I just finished reading Concurrency Programming on the JVM by Venkata Subramaniyama, and in this book the author uses one of his examples, counting the file sizes in the directory tree. It shows implementations without using concurrency, using queues, using latch, and using scala members. In my system, all parallel implementations (queues, latches, and scala actors) can work in less than 9 seconds when repeated through the / usr directory (OSX 10.6.8, Core Duo 2 Ghz, Intel G1 ssd 160GB).
I am studying Clojure and decided that I am transferring the scala actor version to Clojure using agents. Unfortunately, I averaged 11-12 seconds, which is much slower than others. After spending DAYS pulling my hair out, I found that the next bit of code was the culprit (processFile is a function that I send to the file processing agent (s):
(defn processFile [fileProcessor collectorAgent ^String fileName] (let [^File file-obj (File. ^String fileName) fileTotals (transient {:files 0, :bytes 0})] (cond (.isDirectory file-obj) (do (doseq [^File dir (.listFiles file-obj) :when (.isDirectory dir)] (send collectorAgent addFileToProcess (.getPath dir))) (send collectorAgent tallyResult *agent*) (reduce (fn [currentTotal newItem] (assoc! currentTotal :files (inc (:files currentTotal)) :bytes (+ (:bytes currentTotal) newItem))) fileTotals (map
You will notice that I tried using type hints and transients to improve performance, but to no avail. I replaced the above code with the following:
(defn processChildren [children] (loop [entries children files 0 bytes 0 dirs '()] (let [^File child (first entries)] (cond (not (seq entries)) {:files files, :bytes bytes, :dirs dirs} (.isFile child) (recur (rest entries) (inc files) (+ bytes (.length child)) dirs) (.isDirectory child) (recur (rest entries) files bytes (conj dirs child)) :else (recur (rest entries) files bytes dirs))))) (defn processFile [fileProcessor collectorAgent ^String fileName] (let [{files :files, bytes :bytes, dirs :dirs} (processChildren (.listFiles (File. fileName)))] (doseq [^File dir dirs] (send collectorAgent addFileToProcess (.getPath dir))) (send collectorAgent tallyResult *agent*) {:files files, :bytes bytes}))
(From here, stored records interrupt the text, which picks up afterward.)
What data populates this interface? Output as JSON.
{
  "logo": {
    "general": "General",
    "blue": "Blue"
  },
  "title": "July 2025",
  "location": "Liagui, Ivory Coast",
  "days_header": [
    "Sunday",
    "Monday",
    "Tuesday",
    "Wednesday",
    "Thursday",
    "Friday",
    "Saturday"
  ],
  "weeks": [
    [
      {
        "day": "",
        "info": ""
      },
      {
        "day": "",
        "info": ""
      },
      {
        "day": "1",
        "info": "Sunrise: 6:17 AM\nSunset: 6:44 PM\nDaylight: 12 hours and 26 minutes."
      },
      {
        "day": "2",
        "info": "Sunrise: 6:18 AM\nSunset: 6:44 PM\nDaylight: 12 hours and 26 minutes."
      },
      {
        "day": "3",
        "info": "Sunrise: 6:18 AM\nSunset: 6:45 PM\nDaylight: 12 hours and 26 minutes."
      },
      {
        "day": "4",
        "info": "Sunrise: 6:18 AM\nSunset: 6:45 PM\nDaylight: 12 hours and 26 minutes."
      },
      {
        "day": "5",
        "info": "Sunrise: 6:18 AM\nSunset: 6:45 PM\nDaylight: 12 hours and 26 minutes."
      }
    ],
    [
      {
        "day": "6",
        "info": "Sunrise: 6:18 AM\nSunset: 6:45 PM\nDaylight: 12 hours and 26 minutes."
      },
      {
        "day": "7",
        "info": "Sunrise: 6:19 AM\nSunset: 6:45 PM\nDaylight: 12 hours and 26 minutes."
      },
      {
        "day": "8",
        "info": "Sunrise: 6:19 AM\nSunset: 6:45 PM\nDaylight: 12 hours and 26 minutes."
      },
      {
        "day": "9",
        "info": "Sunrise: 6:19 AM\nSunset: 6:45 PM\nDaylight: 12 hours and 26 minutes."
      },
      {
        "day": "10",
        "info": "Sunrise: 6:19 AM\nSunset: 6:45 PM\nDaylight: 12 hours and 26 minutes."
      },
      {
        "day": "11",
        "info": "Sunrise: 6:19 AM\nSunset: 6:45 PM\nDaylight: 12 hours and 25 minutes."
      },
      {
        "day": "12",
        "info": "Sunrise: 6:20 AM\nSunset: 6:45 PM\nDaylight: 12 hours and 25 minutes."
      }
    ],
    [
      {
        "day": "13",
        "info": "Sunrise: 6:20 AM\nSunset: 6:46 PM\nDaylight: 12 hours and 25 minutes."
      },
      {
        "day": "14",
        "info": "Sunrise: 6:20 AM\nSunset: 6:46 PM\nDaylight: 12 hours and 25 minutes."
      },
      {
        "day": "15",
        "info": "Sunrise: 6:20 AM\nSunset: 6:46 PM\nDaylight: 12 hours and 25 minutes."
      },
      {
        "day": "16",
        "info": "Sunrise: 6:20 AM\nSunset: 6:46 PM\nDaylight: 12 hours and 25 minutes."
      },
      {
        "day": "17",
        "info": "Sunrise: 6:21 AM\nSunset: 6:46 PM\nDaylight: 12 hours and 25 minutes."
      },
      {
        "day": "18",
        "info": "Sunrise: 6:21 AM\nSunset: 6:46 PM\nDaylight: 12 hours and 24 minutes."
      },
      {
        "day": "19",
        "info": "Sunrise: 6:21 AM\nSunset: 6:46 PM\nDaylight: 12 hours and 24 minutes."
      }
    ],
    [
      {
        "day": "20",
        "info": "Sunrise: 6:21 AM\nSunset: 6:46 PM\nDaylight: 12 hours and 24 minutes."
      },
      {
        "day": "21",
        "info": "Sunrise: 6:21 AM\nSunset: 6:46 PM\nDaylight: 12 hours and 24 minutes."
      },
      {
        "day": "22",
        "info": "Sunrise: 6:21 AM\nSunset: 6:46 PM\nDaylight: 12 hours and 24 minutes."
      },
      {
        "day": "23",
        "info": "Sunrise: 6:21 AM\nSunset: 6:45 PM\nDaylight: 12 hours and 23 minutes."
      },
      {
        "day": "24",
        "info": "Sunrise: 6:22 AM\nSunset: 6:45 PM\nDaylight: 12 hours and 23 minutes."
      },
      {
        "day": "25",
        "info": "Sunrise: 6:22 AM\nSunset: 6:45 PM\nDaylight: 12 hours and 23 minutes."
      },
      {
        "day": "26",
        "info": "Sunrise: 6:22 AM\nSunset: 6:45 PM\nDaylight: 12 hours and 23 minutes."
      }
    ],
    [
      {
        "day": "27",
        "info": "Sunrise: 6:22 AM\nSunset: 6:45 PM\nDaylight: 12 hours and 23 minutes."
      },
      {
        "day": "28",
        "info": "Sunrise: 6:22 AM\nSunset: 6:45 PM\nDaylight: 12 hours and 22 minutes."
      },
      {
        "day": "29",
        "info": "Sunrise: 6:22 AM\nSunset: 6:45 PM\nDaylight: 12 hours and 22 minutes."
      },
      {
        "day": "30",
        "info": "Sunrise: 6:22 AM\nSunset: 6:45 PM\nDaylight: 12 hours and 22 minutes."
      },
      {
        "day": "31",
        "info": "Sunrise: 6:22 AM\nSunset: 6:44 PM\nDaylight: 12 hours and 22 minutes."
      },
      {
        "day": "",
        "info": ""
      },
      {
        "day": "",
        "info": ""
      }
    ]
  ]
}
This version runs in pairs, if not faster than the scala version and is almost identical to the algorithm used in the scala version. I just assumed that a functional approach to the algorithm would work just as well.
So ... this lengthy question boils down to the following: why is the second version faster?
My hypothesis is that although the first version using map / filter / reduce in the contents of the directory is more functional than the second version and does not necessarily process the directory, it is much less efficient because the contents of the directory are repeated several times. Because file system I / Os are slow, the entire program suffers.
Assuming I'm right, is it possible to say with certainty that any recursive file system algorithm should prefer an imperative approach to performance?
I am new to Clojure, so feel free to copy my code to shreds if I am doing something stupid or non-idiomatic.